Tips for helping your garden weather a hailstorm and its aftermath

Ray Daugherty
3/26/2025

The National Weather Service has issued a rare severe hail warning for this evening for Puget Sound.  Here are some tips for helping your garden weather a hailstorm and its aftermath.

1.) Prepare by protecting the most vulnerable and highest value plants. Cover plants that produce a single flush of growth each year (ex. Peony and Hosta) with plastic buckets or totes. Move prized containers, especially woody plants, under decks or place them near the truck of larger evergreens to protect them from the harshest hits. Avoid tarps and blankets as they will simply become nets that hold the hailstones; the weight of which may cause branches to snap!

2.) After the storm passes triage your response. Large hail stones will damage every plant in your garden and how damaged a particular plant is can be hard to ascertain. In general, deciduous and evergreen broadleaf shrubs and trees are most easily damaged. Hail may snap off small twigs and may shred or strip them of their leaves. More importantly, it may bruise or strip bark from sections of their stems. Conifers may experience similar, but usually less dramatic defoliation and stem bruising. Groundcovers and perennial flowers may be absolutely shredded or hardly touched. The wounds (bruises) on the plants stems are what plant pathologists call “infection entry points.” Inspect your plants looking for them. When a plant is quite susceptible to severe disease in our region and has lots of wounds it becomes a higher priority for after care. Knowing this, here is how to proceed when recovering from a hailstorm.

Step 1: Clean up – Blow or gently rake away the debris and compost it. We will save pruning for later. Leaving this debris, especially if it is touching the plant, becomes a potential source for several diseases.

Step 2: Treat plants that are known to be susceptible to bacterial or fungal disease with a copper-based fungicide (aka Modern Bordeaux Mixture replacement) to protect them from the infection. One or two applications should be sufficient because this is meant to protect the plant for a few days until it can plug the underlying cells with disease resistant chemicals.

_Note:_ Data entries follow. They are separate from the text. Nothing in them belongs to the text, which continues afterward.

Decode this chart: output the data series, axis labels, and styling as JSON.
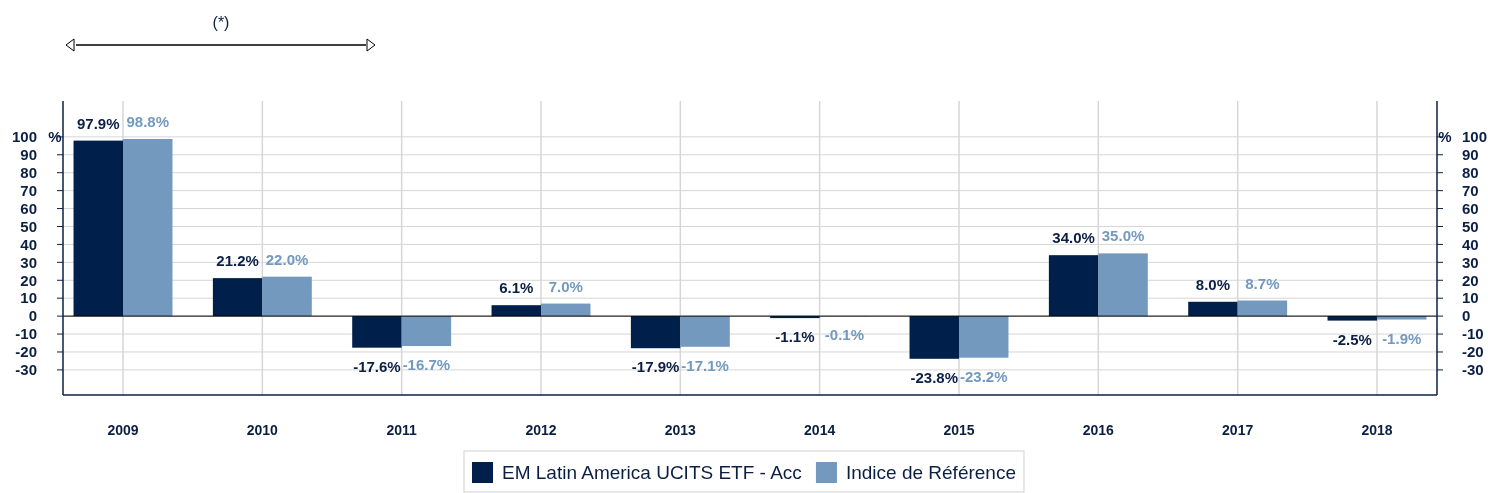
{
  "chart_data": {
    "type": "bar",
    "annotations": [
      "(*)"
    ],
    "ylabel": "%",
    "y2label": "%",
    "categories": [
      "2009",
      "2010",
      "2011",
      "2012",
      "2013",
      "2014",
      "2015",
      "2016",
      "2017",
      "2018"
    ],
    "series": [
      {
        "name": "EM Latin America UCITS ETF - Acc",
        "color": "#001f4b",
        "values": [
          97.9,
          21.2,
          -17.6,
          6.1,
          -17.9,
          -1.1,
          -23.8,
          34.0,
          8.0,
          -2.5
        ],
        "value_labels": [
          "97.9%",
          "21.2%",
          "-17.6%",
          "6.1%",
          "-17.9%",
          "-1.1%",
          "-23.8%",
          "34.0%",
          "8.0%",
          "-2.5%"
        ]
      },
      {
        "name": "Indice de Référence",
        "color": "#7399bf",
        "values": [
          98.8,
          22.0,
          -16.7,
          7.0,
          -17.1,
          -0.1,
          -23.2,
          35.0,
          8.7,
          -1.9
        ],
        "value_labels": [
          "98.8%",
          "22.0%",
          "-16.7%",
          "7.0%",
          "-17.1%",
          "-0.1%",
          "-23.2%",
          "35.0%",
          "8.7%",
          "-1.9%"
        ]
      }
    ],
    "ylim": [
      -44,
      120
    ],
    "yticks": [
      -30,
      -20,
      -10,
      0,
      10,
      20,
      30,
      40,
      50,
      60,
      70,
      80,
      90,
      100
    ],
    "y2lim": [
      -44,
      120
    ],
    "y2ticks": [
      -30,
      -20,
      -10,
      0,
      10,
      20,
      30,
      40,
      50,
      60,
      70,
      80,
      90,
      100
    ],
    "grid": true,
    "legend": "bottom"
  }
}
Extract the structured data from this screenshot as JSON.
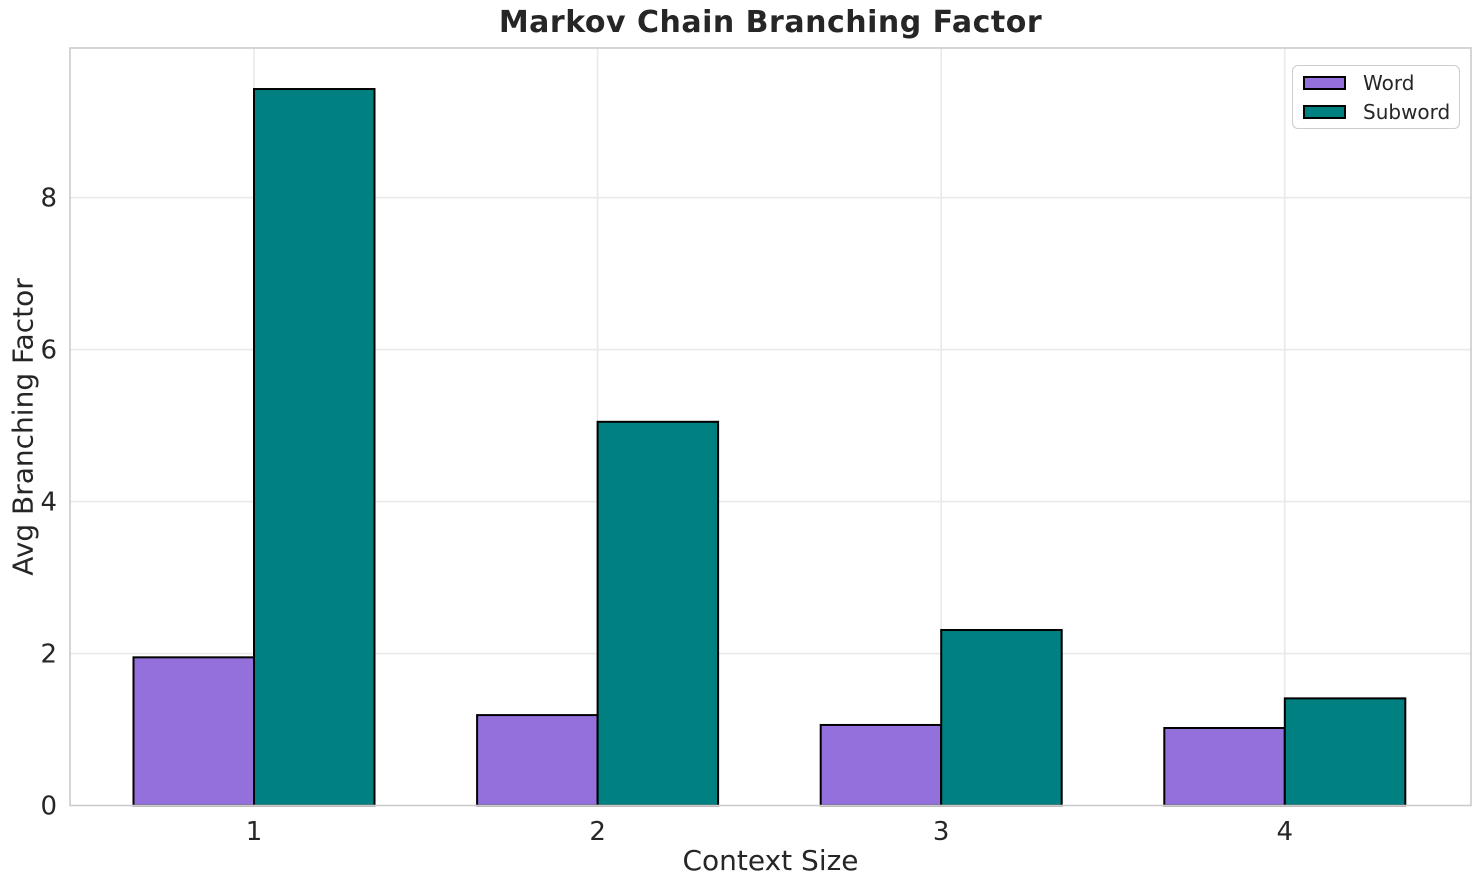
{
  "chart_data": {
    "type": "bar",
    "title": "Markov Chain Branching Factor",
    "xlabel": "Context Size",
    "ylabel": "Avg Branching Factor",
    "categories": [
      "1",
      "2",
      "3",
      "4"
    ],
    "series": [
      {
        "name": "Word",
        "color": "#9370DB",
        "values": [
          1.95,
          1.19,
          1.06,
          1.02
        ]
      },
      {
        "name": "Subword",
        "color": "#008080",
        "values": [
          9.43,
          5.05,
          2.31,
          1.41
        ]
      }
    ],
    "yticks": [
      0,
      2,
      4,
      6,
      8
    ],
    "ylim": [
      0,
      9.97
    ],
    "grid": true,
    "legend_position": "upper right",
    "colors": {
      "bar_edge": "#000000",
      "grid": "#e9e9e9",
      "spine": "#cbcbcb",
      "text": "#262626",
      "background": "#ffffff"
    }
  }
}
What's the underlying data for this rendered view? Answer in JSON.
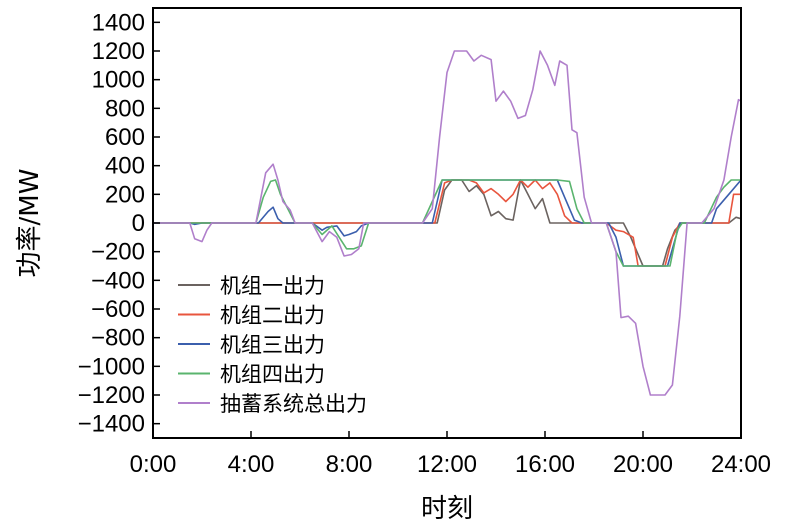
{
  "chart_data": {
    "type": "line",
    "title": "",
    "xlabel": "时刻",
    "ylabel": "功率/MW",
    "xlim": [
      0,
      24
    ],
    "ylim": [
      -1500,
      1500
    ],
    "x_ticks": [
      "0:00",
      "4:00",
      "8:00",
      "12:00",
      "16:00",
      "20:00",
      "24:00"
    ],
    "x_tick_values": [
      0,
      4,
      8,
      12,
      16,
      20,
      24
    ],
    "y_ticks": [
      1400,
      1200,
      1000,
      800,
      600,
      400,
      200,
      0,
      -200,
      -400,
      -600,
      -800,
      -1000,
      -1200,
      -1400
    ],
    "grid": false,
    "legend_position": "bottom-left",
    "series": [
      {
        "name": "机组一出力",
        "color": "#6b6360",
        "points": [
          [
            0,
            0
          ],
          [
            11,
            0
          ],
          [
            11.6,
            0
          ],
          [
            11.9,
            230
          ],
          [
            12.2,
            300
          ],
          [
            12.6,
            300
          ],
          [
            12.9,
            220
          ],
          [
            13.2,
            260
          ],
          [
            13.5,
            200
          ],
          [
            13.8,
            50
          ],
          [
            14.1,
            80
          ],
          [
            14.4,
            30
          ],
          [
            14.7,
            20
          ],
          [
            15,
            300
          ],
          [
            15.3,
            200
          ],
          [
            15.6,
            100
          ],
          [
            15.9,
            170
          ],
          [
            16.2,
            0
          ],
          [
            16.5,
            0
          ],
          [
            17,
            0
          ],
          [
            17.5,
            0
          ],
          [
            18,
            0
          ],
          [
            18.5,
            0
          ],
          [
            19.2,
            0
          ],
          [
            19.5,
            -100
          ],
          [
            20,
            -300
          ],
          [
            20.3,
            -300
          ],
          [
            20.8,
            -300
          ],
          [
            21,
            -180
          ],
          [
            21.3,
            -50
          ],
          [
            21.6,
            0
          ],
          [
            22,
            0
          ],
          [
            23.5,
            0
          ],
          [
            23.8,
            40
          ],
          [
            24,
            30
          ]
        ]
      },
      {
        "name": "机组二出力",
        "color": "#e8553e",
        "points": [
          [
            0,
            0
          ],
          [
            11,
            0
          ],
          [
            11.5,
            0
          ],
          [
            11.9,
            280
          ],
          [
            12.2,
            300
          ],
          [
            12.6,
            300
          ],
          [
            12.9,
            300
          ],
          [
            13.2,
            280
          ],
          [
            13.5,
            210
          ],
          [
            13.8,
            240
          ],
          [
            14.1,
            200
          ],
          [
            14.4,
            150
          ],
          [
            14.7,
            200
          ],
          [
            15,
            300
          ],
          [
            15.3,
            250
          ],
          [
            15.6,
            300
          ],
          [
            15.9,
            240
          ],
          [
            16.2,
            280
          ],
          [
            16.5,
            200
          ],
          [
            16.8,
            50
          ],
          [
            17.1,
            0
          ],
          [
            18,
            0
          ],
          [
            18.5,
            0
          ],
          [
            18.9,
            -50
          ],
          [
            19.2,
            -60
          ],
          [
            19.6,
            -100
          ],
          [
            19.8,
            -300
          ],
          [
            20,
            -300
          ],
          [
            20.4,
            -300
          ],
          [
            20.9,
            -300
          ],
          [
            21.2,
            -100
          ],
          [
            21.5,
            0
          ],
          [
            22,
            0
          ],
          [
            23,
            0
          ],
          [
            23.5,
            0
          ],
          [
            23.7,
            200
          ],
          [
            24,
            200
          ]
        ]
      },
      {
        "name": "机组三出力",
        "color": "#3b5fad",
        "points": [
          [
            0,
            0
          ],
          [
            1.5,
            0
          ],
          [
            1.7,
            -10
          ],
          [
            2,
            0
          ],
          [
            4.3,
            0
          ],
          [
            4.7,
            80
          ],
          [
            4.9,
            110
          ],
          [
            5.1,
            30
          ],
          [
            5.3,
            0
          ],
          [
            6,
            0
          ],
          [
            6.5,
            0
          ],
          [
            6.9,
            -50
          ],
          [
            7.1,
            -30
          ],
          [
            7.5,
            -20
          ],
          [
            7.8,
            -90
          ],
          [
            8,
            -80
          ],
          [
            8.3,
            -60
          ],
          [
            8.5,
            -20
          ],
          [
            8.8,
            0
          ],
          [
            11,
            0
          ],
          [
            11.4,
            0
          ],
          [
            11.8,
            300
          ],
          [
            12.2,
            300
          ],
          [
            13,
            300
          ],
          [
            14,
            300
          ],
          [
            15,
            300
          ],
          [
            16,
            300
          ],
          [
            16.5,
            300
          ],
          [
            16.8,
            180
          ],
          [
            17.2,
            20
          ],
          [
            17.5,
            0
          ],
          [
            18,
            0
          ],
          [
            18.6,
            0
          ],
          [
            18.9,
            -100
          ],
          [
            19.2,
            -300
          ],
          [
            19.6,
            -300
          ],
          [
            20,
            -300
          ],
          [
            20.5,
            -300
          ],
          [
            21,
            -300
          ],
          [
            21.3,
            -120
          ],
          [
            21.5,
            0
          ],
          [
            22,
            0
          ],
          [
            22.8,
            0
          ],
          [
            23,
            100
          ],
          [
            23.5,
            200
          ],
          [
            24,
            300
          ]
        ]
      },
      {
        "name": "机组四出力",
        "color": "#5ab46e",
        "points": [
          [
            0,
            0
          ],
          [
            1.5,
            0
          ],
          [
            2,
            0
          ],
          [
            4.2,
            0
          ],
          [
            4.5,
            180
          ],
          [
            4.8,
            290
          ],
          [
            5,
            300
          ],
          [
            5.2,
            200
          ],
          [
            5.5,
            100
          ],
          [
            5.8,
            0
          ],
          [
            6,
            0
          ],
          [
            6.5,
            0
          ],
          [
            6.9,
            -80
          ],
          [
            7.3,
            -20
          ],
          [
            7.6,
            -100
          ],
          [
            7.9,
            -180
          ],
          [
            8.2,
            -180
          ],
          [
            8.5,
            -160
          ],
          [
            8.8,
            0
          ],
          [
            11,
            0
          ],
          [
            11.4,
            150
          ],
          [
            11.8,
            300
          ],
          [
            12.5,
            300
          ],
          [
            13,
            300
          ],
          [
            14,
            300
          ],
          [
            15,
            300
          ],
          [
            16,
            300
          ],
          [
            16.5,
            300
          ],
          [
            17,
            290
          ],
          [
            17.3,
            100
          ],
          [
            17.6,
            0
          ],
          [
            18.5,
            0
          ],
          [
            18.9,
            -200
          ],
          [
            19.2,
            -300
          ],
          [
            19.6,
            -300
          ],
          [
            20,
            -300
          ],
          [
            20.5,
            -300
          ],
          [
            21.1,
            -300
          ],
          [
            21.4,
            -50
          ],
          [
            21.6,
            0
          ],
          [
            22.5,
            0
          ],
          [
            23,
            180
          ],
          [
            23.3,
            250
          ],
          [
            23.6,
            300
          ],
          [
            24,
            300
          ]
        ]
      },
      {
        "name": "抽蓄系统总出力",
        "color": "#b07fcb",
        "points": [
          [
            0,
            0
          ],
          [
            1.5,
            0
          ],
          [
            1.7,
            -110
          ],
          [
            2,
            -130
          ],
          [
            2.2,
            -50
          ],
          [
            2.4,
            0
          ],
          [
            4.2,
            0
          ],
          [
            4.6,
            350
          ],
          [
            4.9,
            410
          ],
          [
            5.1,
            300
          ],
          [
            5.3,
            150
          ],
          [
            5.6,
            90
          ],
          [
            5.8,
            0
          ],
          [
            6.5,
            0
          ],
          [
            6.9,
            -130
          ],
          [
            7.2,
            -60
          ],
          [
            7.5,
            -100
          ],
          [
            7.8,
            -230
          ],
          [
            8.1,
            -220
          ],
          [
            8.4,
            -180
          ],
          [
            8.6,
            0
          ],
          [
            11,
            0
          ],
          [
            11.4,
            100
          ],
          [
            11.7,
            600
          ],
          [
            12,
            1050
          ],
          [
            12.3,
            1200
          ],
          [
            12.8,
            1200
          ],
          [
            13.1,
            1130
          ],
          [
            13.4,
            1170
          ],
          [
            13.8,
            1140
          ],
          [
            14,
            850
          ],
          [
            14.3,
            920
          ],
          [
            14.6,
            850
          ],
          [
            14.9,
            730
          ],
          [
            15.2,
            750
          ],
          [
            15.5,
            930
          ],
          [
            15.8,
            1200
          ],
          [
            16.1,
            1100
          ],
          [
            16.4,
            960
          ],
          [
            16.6,
            1130
          ],
          [
            16.9,
            1100
          ],
          [
            17.1,
            650
          ],
          [
            17.3,
            630
          ],
          [
            17.6,
            180
          ],
          [
            17.9,
            0
          ],
          [
            18.5,
            0
          ],
          [
            18.9,
            -200
          ],
          [
            19.1,
            -660
          ],
          [
            19.4,
            -650
          ],
          [
            19.7,
            -700
          ],
          [
            20,
            -1000
          ],
          [
            20.3,
            -1200
          ],
          [
            20.9,
            -1200
          ],
          [
            21.2,
            -1130
          ],
          [
            21.5,
            -650
          ],
          [
            21.8,
            0
          ],
          [
            22.4,
            0
          ],
          [
            22.9,
            100
          ],
          [
            23.3,
            300
          ],
          [
            23.6,
            600
          ],
          [
            23.9,
            860
          ],
          [
            24,
            850
          ]
        ]
      }
    ]
  }
}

Step 3: Judiciously prune away damaged plant parts. Don’t overdo. The more foliage you can leave on the plant, the faster it will recover.

Step 4: Cultivate un-mulched spaces and fertilize. Large hail stones may compact the surface of exposed soil. Using a cultivating fort to loosen the top inch or so of soil. If you have not already done so, fertilize your garden. As the plant begins to regrow, it will need lots of nutrients for all its new leaves and to create the protective response chemicals it needs.

3.) Be thankful this is happening in spring and Learn acceptance. Our plants have all summer to recover from this. Having done what you can, accept mother natures outcomes. Use any changes she brings to your gardens as opportunities.